The pattern shaping this week's trending repos is agents getting better at operating in the world rather than just reasoning about it. Chrome's official DevTools team shipped an MCP server so agents can debug live browsers. Alibaba released a browser automation library that skips screenshots entirely. And a skill that trims agent verbosity by 65% crossed 84,000 stars — a signal that token efficiency has become a genuine engineering priority, not just a cost footnote.
Chrome DevTools Gets an MCP Server
The Chrome DevTools team published an official MCP server that lets coding agents control and inspect live Chrome instances. Beyond basic navigation, agents can now record performance traces, analyze network traffic, track console output with source-mapped stack traces, run Lighthouse audits, and take heap snapshots. The integration works across Claude, Cursor, VS Code Copilot, and Gemini. What makes this different from prior browser-automation MCP tools is provenance: this comes from the DevTools team itself, which means it's built on the same reliable Puppeteer foundation and is likely to stay current as the DevTools protocol evolves. Teams building agents that need to debug real web apps in CI now have a well-maintained, cross-platform path to do it.

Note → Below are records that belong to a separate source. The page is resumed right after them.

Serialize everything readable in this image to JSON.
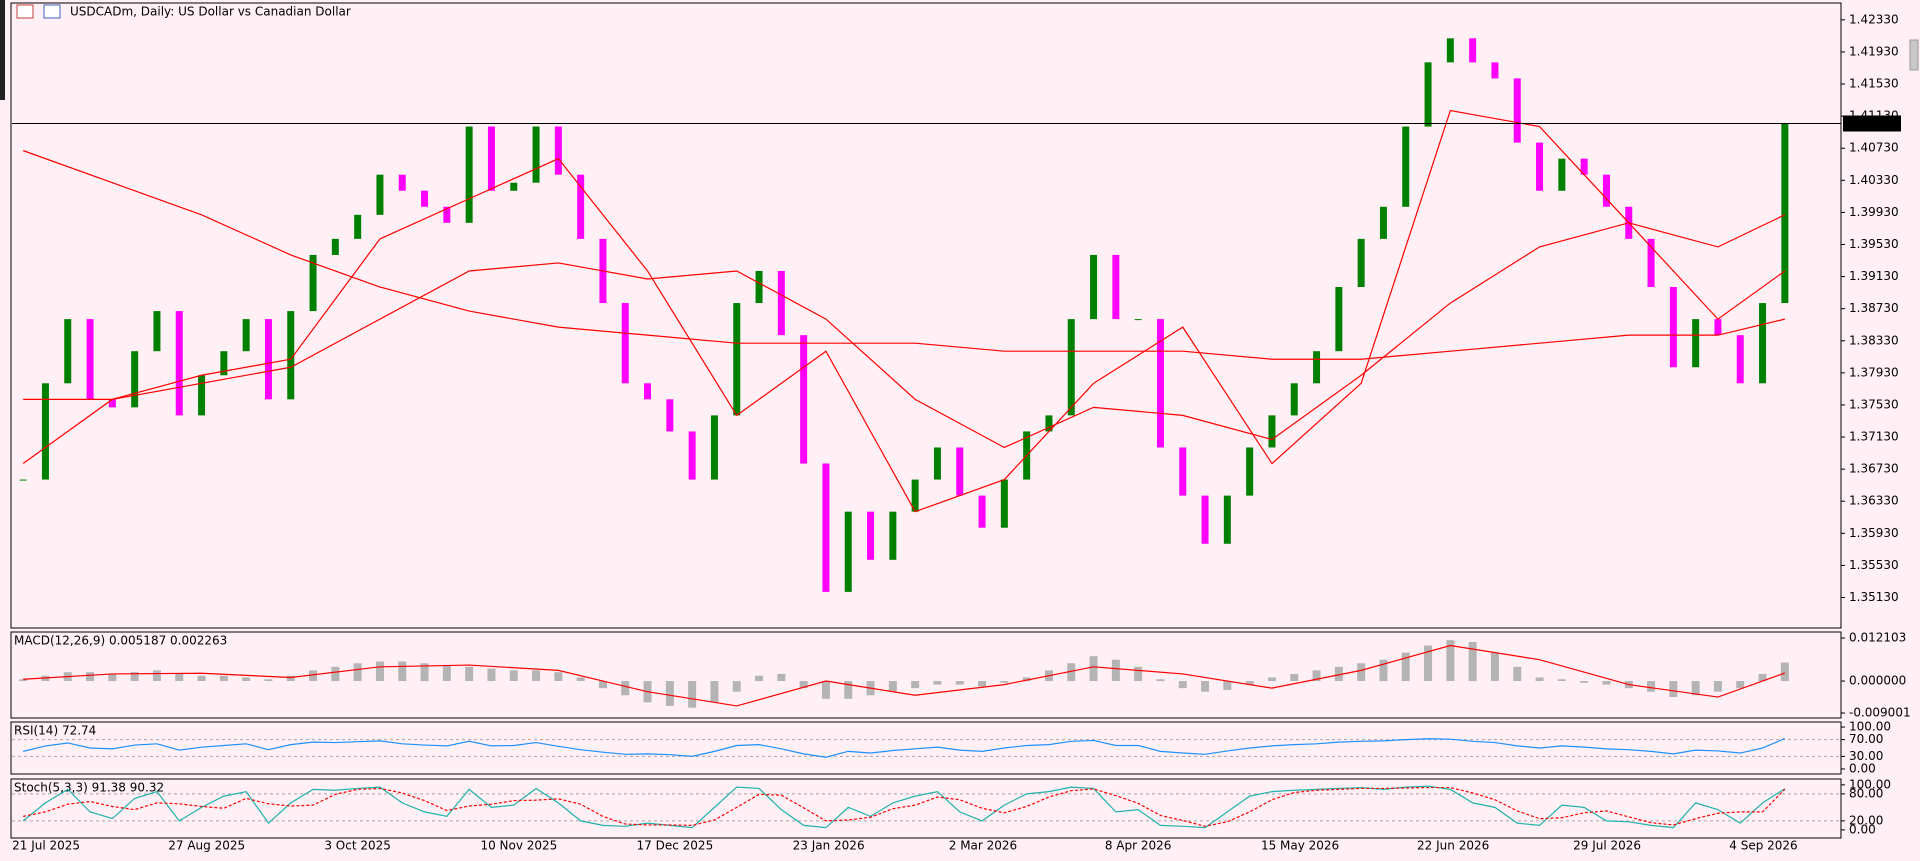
{
  "chart_data": [
    {
      "type": "candlestick",
      "title": "USDCADm, Daily:  US Dollar vs Canadian Dollar",
      "categories": [
        "21 Jul 2025",
        null,
        null,
        null,
        null,
        null,
        null,
        "27 Aug 2025",
        null,
        null,
        null,
        null,
        null,
        null,
        "3 Oct 2025",
        null,
        null,
        null,
        null,
        null,
        null,
        "10 Nov 2025",
        null,
        null,
        null,
        null,
        null,
        null,
        "17 Dec 2025",
        null,
        null,
        null,
        null,
        null,
        null,
        "23 Jan 2026",
        null,
        null,
        null,
        null,
        null,
        null,
        "2 Mar 2026",
        null,
        null,
        null,
        null,
        null,
        null,
        "8 Apr 2026",
        null,
        null,
        null,
        null,
        null,
        null,
        "15 May 2026",
        null,
        null,
        null,
        null,
        null,
        null,
        "22 Jun 2026",
        null,
        null,
        null,
        null,
        null,
        null,
        "29 Jul 2026",
        null,
        null,
        null,
        null,
        null,
        null,
        "4 Sep 2026",
        null,
        null
      ],
      "values": [
        1.366,
        1.378,
        1.386,
        1.376,
        1.375,
        1.382,
        1.387,
        1.374,
        1.379,
        1.382,
        1.386,
        1.376,
        1.387,
        1.394,
        1.396,
        1.399,
        1.404,
        1.402,
        1.4,
        1.398,
        1.41,
        1.402,
        1.403,
        1.41,
        1.404,
        1.396,
        1.388,
        1.378,
        1.376,
        1.372,
        1.366,
        1.374,
        1.388,
        1.392,
        1.384,
        1.368,
        1.352,
        1.362,
        1.356,
        1.362,
        1.366,
        1.37,
        1.364,
        1.36,
        1.366,
        1.372,
        1.374,
        1.386,
        1.394,
        1.386,
        1.386,
        1.37,
        1.364,
        1.358,
        1.364,
        1.37,
        1.374,
        1.378,
        1.382,
        1.39,
        1.396,
        1.4,
        1.41,
        1.418,
        1.421,
        1.418,
        1.416,
        1.408,
        1.402,
        1.406,
        1.404,
        1.4,
        1.396,
        1.39,
        1.38,
        1.386,
        1.384,
        1.378,
        1.388,
        1.41038
      ],
      "up_color": "#008000",
      "down_color": "#ff00ff",
      "series": [
        {
          "color": "#ff0000",
          "x": [
            0,
            4,
            8,
            12,
            16,
            20,
            24,
            28,
            32,
            36,
            40,
            44,
            48,
            52,
            56,
            60,
            64,
            68,
            72,
            76,
            79
          ],
          "values": [
            1.368,
            1.376,
            1.379,
            1.381,
            1.396,
            1.401,
            1.406,
            1.392,
            1.374,
            1.382,
            1.362,
            1.366,
            1.378,
            1.385,
            1.368,
            1.378,
            1.412,
            1.41,
            1.398,
            1.386,
            1.392
          ]
        },
        {
          "color": "#ff0000",
          "x": [
            0,
            4,
            8,
            12,
            16,
            20,
            24,
            28,
            32,
            36,
            40,
            44,
            48,
            52,
            56,
            60,
            64,
            68,
            72,
            76,
            79
          ],
          "values": [
            1.376,
            1.376,
            1.378,
            1.38,
            1.386,
            1.392,
            1.393,
            1.391,
            1.392,
            1.386,
            1.376,
            1.37,
            1.375,
            1.374,
            1.371,
            1.379,
            1.388,
            1.395,
            1.398,
            1.395,
            1.399
          ]
        },
        {
          "color": "#ff0000",
          "x": [
            0,
            4,
            8,
            12,
            16,
            20,
            24,
            28,
            32,
            36,
            40,
            44,
            48,
            52,
            56,
            60,
            64,
            68,
            72,
            76,
            79
          ],
          "values": [
            1.407,
            1.403,
            1.399,
            1.394,
            1.39,
            1.387,
            1.385,
            1.384,
            1.383,
            1.383,
            1.383,
            1.382,
            1.382,
            1.382,
            1.381,
            1.381,
            1.382,
            1.383,
            1.384,
            1.384,
            1.386
          ]
        }
      ],
      "current_price": 1.41038,
      "ylim": [
        1.3475,
        1.4254
      ],
      "yticks": [
        {
          "value": 1.3513,
          "label": "1.35130"
        },
        {
          "value": 1.3553,
          "label": "1.35530"
        },
        {
          "value": 1.3593,
          "label": "1.35930"
        },
        {
          "value": 1.3633,
          "label": "1.36330"
        },
        {
          "value": 1.3673,
          "label": "1.36730"
        },
        {
          "value": 1.3713,
          "label": "1.37130"
        },
        {
          "value": 1.3753,
          "label": "1.37530"
        },
        {
          "value": 1.3793,
          "label": "1.37930"
        },
        {
          "value": 1.3833,
          "label": "1.38330"
        },
        {
          "value": 1.3873,
          "label": "1.38730"
        },
        {
          "value": 1.3913,
          "label": "1.39130"
        },
        {
          "value": 1.3953,
          "label": "1.39530"
        },
        {
          "value": 1.3993,
          "label": "1.39930"
        },
        {
          "value": 1.4033,
          "label": "1.40330"
        },
        {
          "value": 1.4073,
          "label": "1.40730"
        },
        {
          "value": 1.4113,
          "label": "1.41130"
        },
        {
          "value": 1.4153,
          "label": "1.41530"
        },
        {
          "value": 1.4193,
          "label": "1.41930"
        },
        {
          "value": 1.4233,
          "label": "1.42330"
        }
      ]
    },
    {
      "type": "macd",
      "title": "MACD(12,26,9) 0.005187 0.002263",
      "color": "#b4b4b4",
      "values": [
        0.0005,
        0.0015,
        0.0025,
        0.0025,
        0.002,
        0.0025,
        0.003,
        0.002,
        0.0015,
        0.0015,
        0.001,
        0.0005,
        0.0015,
        0.003,
        0.004,
        0.005,
        0.0055,
        0.0055,
        0.005,
        0.0045,
        0.004,
        0.0035,
        0.003,
        0.003,
        0.0025,
        0.001,
        -0.002,
        -0.004,
        -0.006,
        -0.007,
        -0.0075,
        -0.006,
        -0.003,
        0.0015,
        0.002,
        -0.002,
        -0.005,
        -0.005,
        -0.004,
        -0.003,
        -0.002,
        -0.001,
        -0.001,
        -0.0015,
        -0.0005,
        0.001,
        0.003,
        0.005,
        0.007,
        0.006,
        0.004,
        0.0005,
        -0.002,
        -0.003,
        -0.0025,
        -0.001,
        0.001,
        0.002,
        0.003,
        0.004,
        0.005,
        0.006,
        0.008,
        0.01,
        0.0115,
        0.011,
        0.008,
        0.004,
        0.001,
        0.0005,
        -0.0005,
        -0.001,
        -0.002,
        -0.003,
        -0.0045,
        -0.004,
        -0.003,
        -0.002,
        0.002,
        0.005187
      ],
      "series": [
        {
          "color": "#ff0000",
          "x": [
            0,
            4,
            8,
            12,
            16,
            20,
            24,
            28,
            32,
            36,
            40,
            44,
            48,
            52,
            56,
            60,
            64,
            68,
            72,
            76,
            79
          ],
          "values": [
            0.0005,
            0.002,
            0.0022,
            0.001,
            0.004,
            0.0045,
            0.003,
            -0.003,
            -0.007,
            0,
            -0.004,
            -0.001,
            0.004,
            0.002,
            -0.002,
            0.003,
            0.01,
            0.006,
            -0.001,
            -0.0045,
            0.002263
          ]
        }
      ],
      "ylim": [
        -0.0104,
        0.0138
      ],
      "yticks": [
        -0.009001,
        {
          "value": 0,
          "label": "0.000000"
        },
        0.012103
      ]
    },
    {
      "type": "rsi",
      "title": "RSI(14) 72.74",
      "color": "#1e90ff",
      "values": [
        42,
        55,
        62,
        50,
        48,
        57,
        60,
        45,
        52,
        56,
        60,
        46,
        58,
        64,
        63,
        65,
        67,
        60,
        57,
        55,
        66,
        55,
        56,
        63,
        54,
        46,
        40,
        35,
        36,
        34,
        30,
        42,
        56,
        58,
        48,
        36,
        28,
        42,
        38,
        44,
        48,
        52,
        45,
        42,
        50,
        56,
        58,
        66,
        68,
        56,
        56,
        42,
        38,
        35,
        43,
        50,
        55,
        58,
        60,
        64,
        66,
        67,
        70,
        72,
        71,
        66,
        63,
        55,
        50,
        55,
        52,
        48,
        46,
        42,
        36,
        45,
        43,
        38,
        50,
        72.74
      ],
      "levels": [
        70,
        30
      ],
      "ylim": [
        -12,
        112
      ],
      "yticks": [
        {
          "value": 0,
          "label": "0.00"
        },
        {
          "value": 30,
          "label": "30.00"
        },
        {
          "value": 70,
          "label": "70.00"
        },
        {
          "value": 100,
          "label": "100.00"
        }
      ]
    },
    {
      "type": "stoch",
      "title": "Stoch(5,3,3) 91.38 90.32",
      "series": [
        {
          "color": "#20b2aa",
          "values": [
            20,
            60,
            90,
            40,
            25,
            70,
            85,
            20,
            50,
            75,
            85,
            15,
            60,
            90,
            88,
            92,
            95,
            60,
            40,
            30,
            90,
            50,
            55,
            92,
            60,
            20,
            10,
            8,
            15,
            10,
            5,
            50,
            95,
            92,
            45,
            10,
            5,
            50,
            30,
            60,
            75,
            85,
            40,
            20,
            55,
            80,
            85,
            95,
            92,
            40,
            45,
            10,
            8,
            5,
            40,
            75,
            85,
            88,
            90,
            92,
            94,
            90,
            95,
            97,
            90,
            60,
            50,
            15,
            10,
            55,
            50,
            20,
            18,
            10,
            5,
            60,
            45,
            15,
            60,
            91.38
          ]
        },
        {
          "color": "#ff0000",
          "values": [
            30,
            40,
            57,
            63,
            52,
            45,
            60,
            58,
            52,
            48,
            70,
            58,
            53,
            55,
            79,
            90,
            92,
            82,
            65,
            43,
            53,
            57,
            65,
            66,
            69,
            57,
            30,
            13,
            11,
            11,
            10,
            22,
            50,
            79,
            77,
            49,
            20,
            22,
            28,
            47,
            55,
            73,
            67,
            48,
            38,
            52,
            73,
            87,
            91,
            76,
            59,
            32,
            21,
            8,
            18,
            40,
            67,
            83,
            88,
            90,
            92,
            92,
            93,
            94,
            94,
            82,
            67,
            42,
            25,
            27,
            38,
            42,
            29,
            16,
            11,
            25,
            37,
            40,
            40,
            90.32
          ]
        }
      ],
      "levels": [
        80,
        20
      ],
      "ylim": [
        -18,
        113
      ],
      "yticks": [
        {
          "value": 0,
          "label": "0.00"
        },
        {
          "value": 20,
          "label": "20.00"
        },
        {
          "value": 80,
          "label": "80.00"
        },
        {
          "value": 100,
          "label": "100.00"
        }
      ]
    }
  ]
}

github.com/ChromeDevTools/chrome-devtools-mcp
Alibaba's Page Agent: Browser Automation Without Screenshots
Alibaba open-sourced Page Agent, a client-side JavaScript library that lets agents drive web interfaces through natural language by reading the DOM directly rather than interpreting screenshots. That distinction matters: screenshot-based approaches require multimodal models and tend to break on dynamic UIs; Page Agent operates on document structure, which is more stable and works with any capable text model. Integration requires one line of JavaScript. An optional Chrome extension handles multi-page task chains, and an MCP server in beta allows external agent control. The project is pitched at SaaS platforms adding AI copilots, CRM and ERP systems needing form automation, and accessibility use cases where voice commands need to navigate complex interfaces.
Caveman: 65% Fewer Output Tokens, No Capability Trade-off
Caveman is a prompt-based skill installable across 30-plus agent platforms — Claude Code, Cursor, Cline, Copilot, and others — that cuts agent output tokens by around 65% by eliminating filler language and enforcing terse communication. It never modifies code, commands, or error messages, only prose. Six compression levels from "lite" to "ultra" are switchable mid-session, and a companion command rewrites memory files to reduce input tokens across future sessions. The project cites research suggesting brevity constraints can improve model accuracy alongside reducing cost, and benchmarks show 22 to 87 percent savings depending on task type. With 84,000 stars and zero backend dependencies, it's the kind of purely local, no-trust-required tool that spreads fast through developer communities.
github.com/JuliusBrussee/caveman
Agent Skills Becomes an Open Standard
The agentskills/agentskills repository — originally developed at Anthropic and now maintained as an open specification — defines a lightweight format for packaging specialized knowledge into portable, reusable agent plugins. A skill is a folder with a SKILL.md file; agents load only names and descriptions initially, then pull full instructions when a skill is relevant to the current task. The progressive-disclosure model keeps context overhead low while still allowing agents to carry a large library of expertise. The spec has been adopted across multiple agent products and now has 22,400 stars, suggesting it's gaining traction as the de facto way to distribute agent capabilities across platforms rather than building platform-specific integrations each time.